Cette dernière partie puise dans des influences beaucoup plus littéraires pour réaliser un bilan du Breaking Bad Verse, le destin de Jimmy McGill étant devenu progressivement le pivot de celui-ci. Comme Jimmy/Saul est une variation de Jekyll et Hyde, le motif de « la machine à explorer le temps » est présent discrètement depuis le début de la saison 6. Dans le dernier épisode, Saul Gone (6-12), les showrunners font du classique de H.G Wells une allégorie des regrets. Cette allégorie s’exprime par la visite de Mike, de Walter White et de Chuck – fantômes du passé de notre Scrooge du barreau -pour délivrer un message qui résonne sur les deux séries. Il y’a toujours une possibilité de faire demi tour lorsqu’on tombe dans le crime.

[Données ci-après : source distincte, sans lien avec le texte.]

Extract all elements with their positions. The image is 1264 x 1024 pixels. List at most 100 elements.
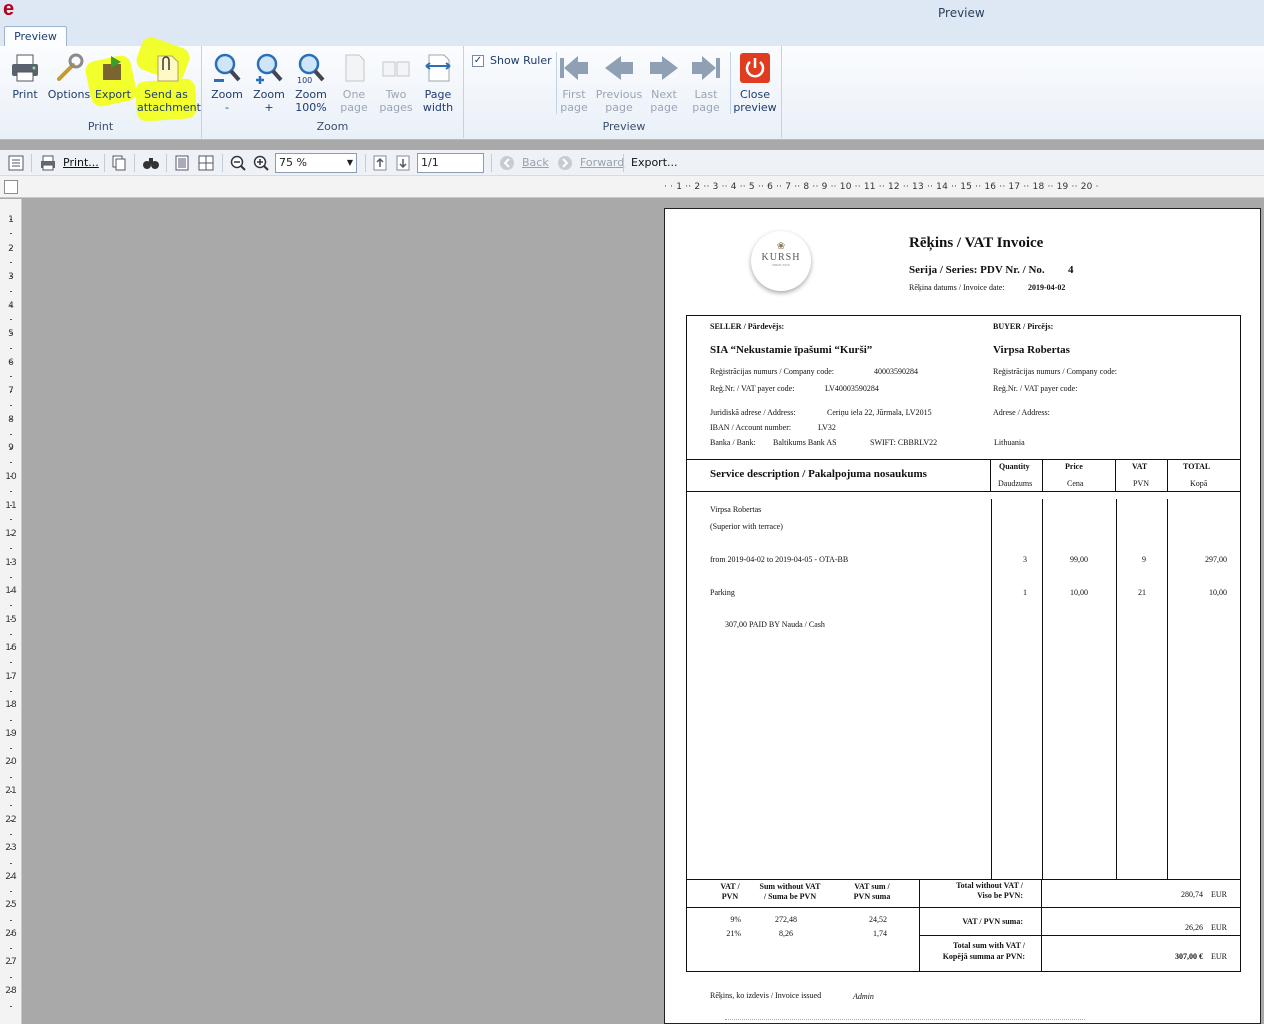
divider	[222, 154, 223, 172]
send-as-attachment-button[interactable]: Send as attachment	[137, 52, 201, 114]
divider	[919, 935, 1241, 936]
forward-link[interactable]: Forward	[580, 154, 624, 172]
ribbon-tab-strip: Preview	[0, 26, 1264, 47]
page-down-icon[interactable]	[394, 154, 412, 172]
column-subheader-quantity: Daudzums	[998, 479, 1033, 488]
two-pages-button[interactable]: Two pages	[374, 52, 418, 114]
item-vat: 21	[1138, 588, 1146, 597]
options-button[interactable]: Options	[47, 52, 91, 101]
column-header-description: Service description / Pakalpojuma nosauk…	[710, 468, 927, 480]
first-page-icon	[560, 56, 588, 80]
ruler-tick	[10, 1005, 12, 1007]
previous-page-button[interactable]: Previous page	[594, 52, 644, 114]
single-page-icon[interactable]	[173, 154, 191, 172]
item-price: 99,00	[1070, 555, 1088, 564]
ruler-tick	[10, 605, 12, 607]
zoom-in-button[interactable]: Zoom +	[247, 52, 291, 114]
item-total: 10,00	[1209, 588, 1227, 597]
back-link[interactable]: Back	[522, 154, 549, 172]
zoom-group: Zoom - Zoom + 100 Zoom 100% One page Two…	[202, 46, 464, 138]
ruler-label: 19	[5, 728, 17, 739]
column-subheader-price: Cena	[1067, 479, 1084, 488]
ruler-tick	[10, 862, 12, 864]
ruler-label: 15	[5, 614, 17, 625]
window-title: Preview	[938, 6, 985, 20]
show-ruler-checkbox[interactable]: ✓	[472, 55, 484, 67]
last-page-icon	[692, 56, 720, 80]
zoom-out-icon[interactable]	[229, 154, 247, 172]
ruler-label: 24	[5, 871, 17, 882]
ruler-tick	[10, 547, 12, 549]
next-page-button[interactable]: Next page	[642, 52, 686, 114]
export-link[interactable]: Export...	[631, 154, 678, 172]
last-page-button[interactable]: Last page	[684, 52, 728, 114]
ruler-tick	[10, 576, 12, 578]
first-page-button[interactable]: First page	[552, 52, 596, 114]
vat-total: 26,26	[1185, 923, 1203, 932]
ruler-tick	[10, 404, 12, 406]
item-vat: 9	[1142, 555, 1146, 564]
divider	[1167, 499, 1168, 879]
vat-rate-header: VAT / PVN	[720, 882, 740, 901]
find-binoculars-icon[interactable]	[142, 154, 160, 172]
page-width-button[interactable]: Page width	[416, 52, 460, 114]
ruler-label: 21	[5, 786, 17, 796]
print-button[interactable]: Print	[3, 52, 47, 101]
seller-bank: Baltikums Bank AS	[773, 438, 837, 447]
two-pages-icon	[382, 61, 410, 77]
copy-icon[interactable]	[110, 154, 128, 172]
one-page-button[interactable]: One page	[332, 52, 376, 114]
ruler-label: 12	[5, 529, 17, 540]
divider	[990, 459, 991, 492]
zoom-in-icon[interactable]	[252, 154, 270, 172]
ruler-tick	[10, 891, 12, 893]
seller-vat-label: Reģ.Nr. / VAT payer code:	[710, 384, 795, 393]
zoom-select[interactable]: 75 % ▼	[275, 153, 357, 173]
title-bar: e Preview	[0, 0, 1264, 26]
zoom-100-icon: 100	[297, 53, 325, 84]
svg-text:100: 100	[297, 76, 312, 84]
zoom-100-button[interactable]: 100 Zoom 100%	[289, 52, 333, 114]
invoice-number: 4	[1068, 264, 1074, 276]
ruler-label: 27	[5, 957, 17, 968]
print-group-label: Print	[87, 120, 114, 133]
ruler-label: 14	[5, 586, 17, 597]
printer-icon[interactable]	[39, 154, 57, 172]
ruler-tick	[10, 633, 12, 635]
printer-icon	[12, 54, 38, 82]
divider	[31, 154, 32, 172]
back-arrow-icon[interactable]	[498, 154, 516, 172]
logo-subtext: SINCE 2015	[772, 263, 790, 267]
seller-vat: LV40003590284	[825, 384, 879, 393]
export-button[interactable]: Export	[91, 52, 135, 101]
ruler-label: 1	[8, 215, 14, 225]
buyer-reg-label: Reģistrācijas numurs / Company code:	[993, 367, 1117, 376]
vat-sum-header: VAT sum / PVN suma	[853, 882, 891, 901]
app-logo-icon: e	[3, 0, 15, 20]
ruler-label: 26	[5, 928, 17, 939]
print-group: Print Options Export Send as attachment …	[0, 46, 202, 138]
ruler-tick	[10, 662, 12, 664]
vertical-ruler: 1 2 3 4 5 6 7 8 9 10 11 12 13 14 15 16 17 18 19 20 21 22 23 24 2…	[0, 199, 22, 1024]
ruler-tick	[10, 719, 12, 721]
company-logo: ❀ KURSH SINCE 2015	[751, 231, 811, 291]
divider	[919, 907, 1241, 908]
ruler-label: 10	[5, 471, 17, 482]
multi-page-icon[interactable]	[197, 154, 215, 172]
close-preview-button[interactable]: Close preview	[732, 52, 778, 114]
ruler-label: 13	[5, 557, 17, 568]
document-map-icon[interactable]	[7, 154, 25, 172]
ruler-tick	[10, 519, 12, 521]
ruler-label: 4	[8, 300, 14, 311]
zoom-out-button[interactable]: Zoom -	[205, 52, 249, 114]
forward-arrow-icon[interactable]	[556, 154, 574, 172]
page-up-icon[interactable]	[371, 154, 389, 172]
total-with-vat-label: Total sum with VAT / Kopējā summa ar PVN:	[942, 941, 1025, 961]
ruler-tick	[10, 376, 12, 378]
print-link[interactable]: Print...	[63, 154, 99, 172]
tab-preview[interactable]: Preview	[4, 26, 67, 47]
export-icon	[103, 56, 121, 80]
page-number-input[interactable]: 1/1	[417, 153, 484, 173]
buyer-heading: BUYER / Pircējs:	[993, 322, 1054, 331]
column-subheader-vat: PVN	[1133, 479, 1150, 488]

Il y’a les plus forts qui le feront en leur âme et conscience en payant le prix fort des erreurs déjà commises (Jesse Pinkman, Kim Wexler, d’une certaine façon Howard Hamlin), il y’a les personnages tragiques qui ne le feront jamais et entraîneront la mort partout autour d’eux (Walter White, Gus Fring, Hector Salamanca), les lucides qui ne le feront pas mais trouveront un sens à leur sacrifice (Mike Ehrmantraut, Nacho Varga) et il y’a celui qui arrivera dans la dernière ligne droite et bénéficiera de l’intervention bienveillante d’une bonne étoile (JImmy McGill).

Rhea Seehorn, en route pour un Emmy Award

Peter Gould et Vince Gilligan savaient depuis la saison 5 que le sort de Jimmy se jouerait dans une salle d’audience, mais il aura fallu un cheminement un peu plus long pour qu’ils se rendent compte qu’il y’avait une troisième voie. Les deux showrunners aimaient tellement leur personnage qu’ils lui ont inventé une série, puis une humanité, puis ils l’ont fait glisser de cette humanité avec patience – et un doigt de sadisme. Mais entre temps, il y’avait toujours Kim Wexler, la seule personne qui connaissait encore Jimmy McGill. La seule qui pouvait le faire revenir dans la pire des configurations – dans l’antre de Saul Goodman, à l’instant où celui-ci parachevait le plus grand casse de sa carrière. Better Call Saul pourrait être la série de Kim (elle l’est un peu, d’une certaine façon), mais elle est avant tout six saisons de patience pour rendre ce lien réel, sans effusion, sans trop de mots, sans même le nommer. Aussi réel qu’on puisse croire qu’une action de Kim puisse pirater en plein vol l’avocat le plus marron de la création, pour le faire revenir à ce qu’il était juste le temps qu’il faut pour faire entrer le cheval de Troie de Jimmy. Il y’a toujours une possibilité de revenir en arrière lorsque ce lien existe encore et lorsqu’il est suffisamment fort pour nous rappeler ce qu’on a été. Il aura fallu cette somme de talents pour transformer la tragédie finale de Breaking Bad en un message aussi simple et fort.